Baseline characteristics by coinfection status are presented in Table 2. Baseline demographics
varied across the study sample, with a higher proportion of coinfected patients being under the
age of 60, and of black race. The distribution of hepatitis C genotype, and liver disease severity
profiles also varied across the two groups. A significantly higher proportion of coinfected
patients had hepatitis B. Among coinfected patients, the majority had an undetectable HIV viral
load (83%), and a CD4 count > 200 at baseline (92%), indicating well controlled HIV for the
majority of coinfected patients.
The overall rate of SVR12 found across the entire study sample was 91.4%. Rates of SVR12 by
regimen and coinfection status are presented in Table 3. Among coinfected patients, the overall
rate of SVR12 was 90.8%, which was not significantly different than the rate found among
29
monoinfected patients (p = 0.38). By treatment regimen, there were no statistically significant
differences in rates of SVR12 between coinfected and monoinfected patients.
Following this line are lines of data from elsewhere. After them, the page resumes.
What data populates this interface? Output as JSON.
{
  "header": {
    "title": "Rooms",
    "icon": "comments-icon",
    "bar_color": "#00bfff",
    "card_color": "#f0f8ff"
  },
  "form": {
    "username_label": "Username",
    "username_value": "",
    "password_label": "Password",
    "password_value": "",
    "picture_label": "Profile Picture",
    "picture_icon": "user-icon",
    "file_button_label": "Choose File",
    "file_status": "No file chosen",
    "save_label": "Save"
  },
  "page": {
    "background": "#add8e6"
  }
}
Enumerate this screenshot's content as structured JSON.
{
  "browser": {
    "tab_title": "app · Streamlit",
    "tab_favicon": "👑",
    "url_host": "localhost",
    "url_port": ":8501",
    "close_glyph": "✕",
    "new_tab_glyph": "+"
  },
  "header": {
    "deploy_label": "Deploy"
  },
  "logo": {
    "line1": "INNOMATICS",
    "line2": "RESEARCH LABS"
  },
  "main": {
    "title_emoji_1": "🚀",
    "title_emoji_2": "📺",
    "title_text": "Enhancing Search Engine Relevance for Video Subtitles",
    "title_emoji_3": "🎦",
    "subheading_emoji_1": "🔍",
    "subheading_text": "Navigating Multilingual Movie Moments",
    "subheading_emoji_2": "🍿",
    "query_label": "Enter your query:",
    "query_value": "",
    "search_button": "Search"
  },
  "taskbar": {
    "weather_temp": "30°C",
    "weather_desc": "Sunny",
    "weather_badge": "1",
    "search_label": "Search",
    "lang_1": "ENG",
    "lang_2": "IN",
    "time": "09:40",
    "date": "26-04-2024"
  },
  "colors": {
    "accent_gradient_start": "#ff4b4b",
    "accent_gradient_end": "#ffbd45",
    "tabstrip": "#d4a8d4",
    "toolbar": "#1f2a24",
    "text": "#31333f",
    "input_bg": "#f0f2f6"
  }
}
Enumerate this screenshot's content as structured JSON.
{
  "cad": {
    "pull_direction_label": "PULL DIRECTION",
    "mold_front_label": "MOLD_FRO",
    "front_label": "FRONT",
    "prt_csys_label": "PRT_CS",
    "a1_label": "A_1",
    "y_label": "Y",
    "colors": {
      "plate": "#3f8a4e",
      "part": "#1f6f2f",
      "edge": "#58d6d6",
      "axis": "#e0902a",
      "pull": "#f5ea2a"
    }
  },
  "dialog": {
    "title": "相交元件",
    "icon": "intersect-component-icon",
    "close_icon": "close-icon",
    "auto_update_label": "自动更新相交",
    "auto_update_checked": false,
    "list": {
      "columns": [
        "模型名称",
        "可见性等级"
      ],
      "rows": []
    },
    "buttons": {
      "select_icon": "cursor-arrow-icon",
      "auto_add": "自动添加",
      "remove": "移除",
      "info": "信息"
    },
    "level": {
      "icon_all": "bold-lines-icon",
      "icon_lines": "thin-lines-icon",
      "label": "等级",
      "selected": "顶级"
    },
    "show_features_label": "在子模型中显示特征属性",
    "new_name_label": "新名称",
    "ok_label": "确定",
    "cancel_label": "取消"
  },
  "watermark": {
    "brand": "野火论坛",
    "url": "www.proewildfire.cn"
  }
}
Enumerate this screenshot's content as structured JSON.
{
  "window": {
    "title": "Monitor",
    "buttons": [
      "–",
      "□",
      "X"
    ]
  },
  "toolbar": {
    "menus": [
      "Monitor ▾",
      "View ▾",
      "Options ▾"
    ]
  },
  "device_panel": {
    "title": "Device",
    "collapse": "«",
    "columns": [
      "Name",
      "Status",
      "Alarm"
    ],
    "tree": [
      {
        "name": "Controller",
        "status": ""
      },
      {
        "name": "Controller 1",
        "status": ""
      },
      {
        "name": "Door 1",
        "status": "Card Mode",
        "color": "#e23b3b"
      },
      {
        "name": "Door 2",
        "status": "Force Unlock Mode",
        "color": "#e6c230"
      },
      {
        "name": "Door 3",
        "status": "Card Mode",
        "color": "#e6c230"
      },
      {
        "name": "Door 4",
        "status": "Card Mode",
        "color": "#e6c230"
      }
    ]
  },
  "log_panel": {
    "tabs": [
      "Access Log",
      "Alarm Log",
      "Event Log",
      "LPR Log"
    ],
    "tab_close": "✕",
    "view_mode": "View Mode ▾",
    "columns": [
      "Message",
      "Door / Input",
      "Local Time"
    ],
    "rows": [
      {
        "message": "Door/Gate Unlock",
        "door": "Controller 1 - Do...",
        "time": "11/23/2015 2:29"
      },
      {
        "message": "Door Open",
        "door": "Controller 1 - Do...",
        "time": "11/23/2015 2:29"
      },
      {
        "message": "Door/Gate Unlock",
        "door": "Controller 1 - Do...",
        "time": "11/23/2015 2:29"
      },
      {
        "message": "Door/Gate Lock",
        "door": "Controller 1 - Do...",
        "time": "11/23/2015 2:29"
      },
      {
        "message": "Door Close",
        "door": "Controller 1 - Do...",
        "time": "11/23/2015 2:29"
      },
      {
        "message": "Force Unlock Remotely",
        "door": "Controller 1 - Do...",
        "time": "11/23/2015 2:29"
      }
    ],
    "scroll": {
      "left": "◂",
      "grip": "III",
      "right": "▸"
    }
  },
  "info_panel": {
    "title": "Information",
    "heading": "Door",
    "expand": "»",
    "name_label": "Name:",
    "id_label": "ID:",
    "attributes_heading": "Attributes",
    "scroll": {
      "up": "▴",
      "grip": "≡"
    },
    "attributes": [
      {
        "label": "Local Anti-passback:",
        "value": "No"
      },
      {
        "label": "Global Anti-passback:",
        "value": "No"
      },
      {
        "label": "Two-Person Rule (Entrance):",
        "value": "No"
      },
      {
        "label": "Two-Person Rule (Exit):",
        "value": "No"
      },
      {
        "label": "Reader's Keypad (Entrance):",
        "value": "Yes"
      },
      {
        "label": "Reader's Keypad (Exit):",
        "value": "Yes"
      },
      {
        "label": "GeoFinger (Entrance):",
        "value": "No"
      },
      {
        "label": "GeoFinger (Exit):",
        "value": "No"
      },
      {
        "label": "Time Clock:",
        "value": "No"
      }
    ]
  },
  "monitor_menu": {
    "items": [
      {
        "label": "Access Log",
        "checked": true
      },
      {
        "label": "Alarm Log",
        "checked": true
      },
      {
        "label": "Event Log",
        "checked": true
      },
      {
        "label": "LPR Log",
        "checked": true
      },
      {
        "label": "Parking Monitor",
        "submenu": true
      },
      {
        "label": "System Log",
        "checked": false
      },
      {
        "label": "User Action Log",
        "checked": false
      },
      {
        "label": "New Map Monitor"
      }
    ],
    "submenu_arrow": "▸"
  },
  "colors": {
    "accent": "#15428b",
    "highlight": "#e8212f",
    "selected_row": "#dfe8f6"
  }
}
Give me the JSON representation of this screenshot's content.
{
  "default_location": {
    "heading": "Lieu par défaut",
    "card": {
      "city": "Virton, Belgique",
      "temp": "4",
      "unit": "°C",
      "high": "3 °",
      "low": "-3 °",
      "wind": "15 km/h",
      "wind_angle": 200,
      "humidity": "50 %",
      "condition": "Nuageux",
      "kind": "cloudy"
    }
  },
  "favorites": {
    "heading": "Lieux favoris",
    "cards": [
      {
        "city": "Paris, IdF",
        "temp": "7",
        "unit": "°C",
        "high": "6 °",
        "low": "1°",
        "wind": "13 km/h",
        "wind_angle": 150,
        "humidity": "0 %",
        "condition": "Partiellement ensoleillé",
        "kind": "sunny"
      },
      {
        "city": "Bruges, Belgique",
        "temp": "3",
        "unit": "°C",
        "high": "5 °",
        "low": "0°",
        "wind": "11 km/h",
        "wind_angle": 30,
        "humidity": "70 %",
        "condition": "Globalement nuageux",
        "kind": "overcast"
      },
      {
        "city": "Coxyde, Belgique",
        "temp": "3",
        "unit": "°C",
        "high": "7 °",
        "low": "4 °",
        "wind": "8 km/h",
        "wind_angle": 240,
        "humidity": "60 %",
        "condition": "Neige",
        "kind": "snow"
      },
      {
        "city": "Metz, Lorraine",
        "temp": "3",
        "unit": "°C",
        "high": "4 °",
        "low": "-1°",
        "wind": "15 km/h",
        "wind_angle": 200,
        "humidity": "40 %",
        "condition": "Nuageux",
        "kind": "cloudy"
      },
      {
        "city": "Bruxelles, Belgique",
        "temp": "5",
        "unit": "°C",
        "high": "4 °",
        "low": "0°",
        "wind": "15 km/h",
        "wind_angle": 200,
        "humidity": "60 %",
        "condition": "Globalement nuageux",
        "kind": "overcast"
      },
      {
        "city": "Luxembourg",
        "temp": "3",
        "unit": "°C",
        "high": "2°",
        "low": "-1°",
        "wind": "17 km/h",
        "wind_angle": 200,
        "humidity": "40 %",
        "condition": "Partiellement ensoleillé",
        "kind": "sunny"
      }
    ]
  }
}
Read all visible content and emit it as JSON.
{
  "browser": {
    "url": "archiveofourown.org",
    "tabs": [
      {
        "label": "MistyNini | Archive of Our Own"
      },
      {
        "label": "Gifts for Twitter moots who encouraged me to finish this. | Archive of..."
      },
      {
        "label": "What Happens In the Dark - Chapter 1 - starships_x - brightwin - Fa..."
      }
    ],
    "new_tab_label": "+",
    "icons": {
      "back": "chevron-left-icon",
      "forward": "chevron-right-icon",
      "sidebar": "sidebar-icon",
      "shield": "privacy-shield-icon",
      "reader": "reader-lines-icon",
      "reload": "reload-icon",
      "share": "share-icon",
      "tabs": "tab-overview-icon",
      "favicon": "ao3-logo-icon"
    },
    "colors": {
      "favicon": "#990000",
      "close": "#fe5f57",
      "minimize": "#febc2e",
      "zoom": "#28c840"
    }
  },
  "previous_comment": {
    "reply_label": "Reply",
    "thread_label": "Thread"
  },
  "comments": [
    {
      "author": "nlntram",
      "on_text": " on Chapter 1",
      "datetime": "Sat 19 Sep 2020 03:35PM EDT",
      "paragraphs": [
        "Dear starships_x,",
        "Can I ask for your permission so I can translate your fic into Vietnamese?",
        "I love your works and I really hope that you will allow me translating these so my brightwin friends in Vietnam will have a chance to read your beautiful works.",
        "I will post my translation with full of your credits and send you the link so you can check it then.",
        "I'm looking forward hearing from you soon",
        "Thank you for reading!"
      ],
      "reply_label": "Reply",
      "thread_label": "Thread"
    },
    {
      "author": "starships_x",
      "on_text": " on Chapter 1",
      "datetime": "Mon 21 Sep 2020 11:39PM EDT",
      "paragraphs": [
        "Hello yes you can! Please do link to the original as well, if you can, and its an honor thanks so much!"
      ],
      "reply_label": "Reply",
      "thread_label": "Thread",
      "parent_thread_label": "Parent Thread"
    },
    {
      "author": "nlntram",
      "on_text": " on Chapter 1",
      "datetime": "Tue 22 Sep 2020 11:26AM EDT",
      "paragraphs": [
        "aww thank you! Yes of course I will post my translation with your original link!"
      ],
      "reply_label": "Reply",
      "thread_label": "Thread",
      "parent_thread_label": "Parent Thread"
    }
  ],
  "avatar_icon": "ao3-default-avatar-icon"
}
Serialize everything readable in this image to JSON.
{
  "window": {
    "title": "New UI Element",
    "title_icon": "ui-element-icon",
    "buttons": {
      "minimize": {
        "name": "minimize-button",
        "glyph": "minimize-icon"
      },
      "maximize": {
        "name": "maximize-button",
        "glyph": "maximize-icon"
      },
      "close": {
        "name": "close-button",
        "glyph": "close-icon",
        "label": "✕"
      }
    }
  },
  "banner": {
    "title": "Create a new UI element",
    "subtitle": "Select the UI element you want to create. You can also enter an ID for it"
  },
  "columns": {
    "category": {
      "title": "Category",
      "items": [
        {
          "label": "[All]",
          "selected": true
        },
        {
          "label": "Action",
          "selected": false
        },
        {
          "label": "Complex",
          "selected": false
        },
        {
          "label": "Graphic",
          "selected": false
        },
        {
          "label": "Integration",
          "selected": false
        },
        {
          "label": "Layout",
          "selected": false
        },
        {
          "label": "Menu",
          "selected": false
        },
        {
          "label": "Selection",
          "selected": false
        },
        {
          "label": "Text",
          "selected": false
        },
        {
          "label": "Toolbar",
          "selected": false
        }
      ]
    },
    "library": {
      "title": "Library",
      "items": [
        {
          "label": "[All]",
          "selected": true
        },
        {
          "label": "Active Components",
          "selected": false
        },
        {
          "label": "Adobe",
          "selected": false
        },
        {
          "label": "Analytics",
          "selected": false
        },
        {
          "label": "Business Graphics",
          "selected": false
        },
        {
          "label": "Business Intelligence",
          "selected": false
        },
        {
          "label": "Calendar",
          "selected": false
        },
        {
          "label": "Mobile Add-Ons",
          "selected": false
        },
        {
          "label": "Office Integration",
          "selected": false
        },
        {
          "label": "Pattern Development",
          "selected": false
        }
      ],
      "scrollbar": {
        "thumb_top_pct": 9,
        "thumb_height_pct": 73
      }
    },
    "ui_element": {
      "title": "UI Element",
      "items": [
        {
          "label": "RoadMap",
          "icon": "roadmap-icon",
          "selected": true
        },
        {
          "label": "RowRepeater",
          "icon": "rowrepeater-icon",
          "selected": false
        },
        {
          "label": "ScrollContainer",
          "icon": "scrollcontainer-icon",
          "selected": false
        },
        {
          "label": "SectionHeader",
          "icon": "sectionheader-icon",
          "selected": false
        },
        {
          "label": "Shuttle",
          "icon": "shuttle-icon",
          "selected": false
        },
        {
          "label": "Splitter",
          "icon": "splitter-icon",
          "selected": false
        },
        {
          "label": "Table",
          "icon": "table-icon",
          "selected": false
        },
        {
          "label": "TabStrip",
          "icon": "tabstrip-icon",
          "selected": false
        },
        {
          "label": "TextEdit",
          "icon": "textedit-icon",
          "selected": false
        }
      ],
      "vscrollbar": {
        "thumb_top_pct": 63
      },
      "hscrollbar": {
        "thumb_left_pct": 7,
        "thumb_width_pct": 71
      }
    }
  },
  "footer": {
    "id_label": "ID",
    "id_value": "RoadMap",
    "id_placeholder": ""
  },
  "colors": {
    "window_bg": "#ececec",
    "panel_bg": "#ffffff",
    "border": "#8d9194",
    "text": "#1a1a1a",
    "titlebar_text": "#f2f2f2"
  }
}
Multivariable logistic regression analysis was used to evaluate the impact of HIV coinfection on
the likelihood of achieving SVR12, after controlling for baseline characteristics. The full results
of this model are presented in Table 4. After adjusting for demographics, genotype, liver disease
severity, comorbidtites, use of ribavirin, and prior treatment status, HIV coinfection did not have
a statistically significant impact on SVR12 (p = 0.13). A second regression analysis was
conducted on only the coinfected sample to further explore the impact of baseline HIV
characteristics on the likelihood of achieving SVR12 (Table 5). The results of this analysis found
that having a detectable HIV viral load at baseline had a negative, but not statistically significant,
impact on the likelihood of achieving SVR12 relative to having an undetectable HIV viral load
(p = 0.08). Having a baseline CD4 count less than 200 also did not significantly impact the
likelihood of achieving SVR12, relative to a CD4 count greater than or equal to 200 (p= 0.86).
Discussion
This retrospective cohort study analyzed the impact of HIV coinfection on all-oral DAA
treatment effectiveness among a large real-world sample. The overall rate of SVR12 found
among coinfected patients was 90.8%, which was not significantly different from the rate found
among monoinfected patients (91.4%). The rates of SVR12 found in this study are similar to
those reported in other recent real-world studies of coinfected patients [50, 51].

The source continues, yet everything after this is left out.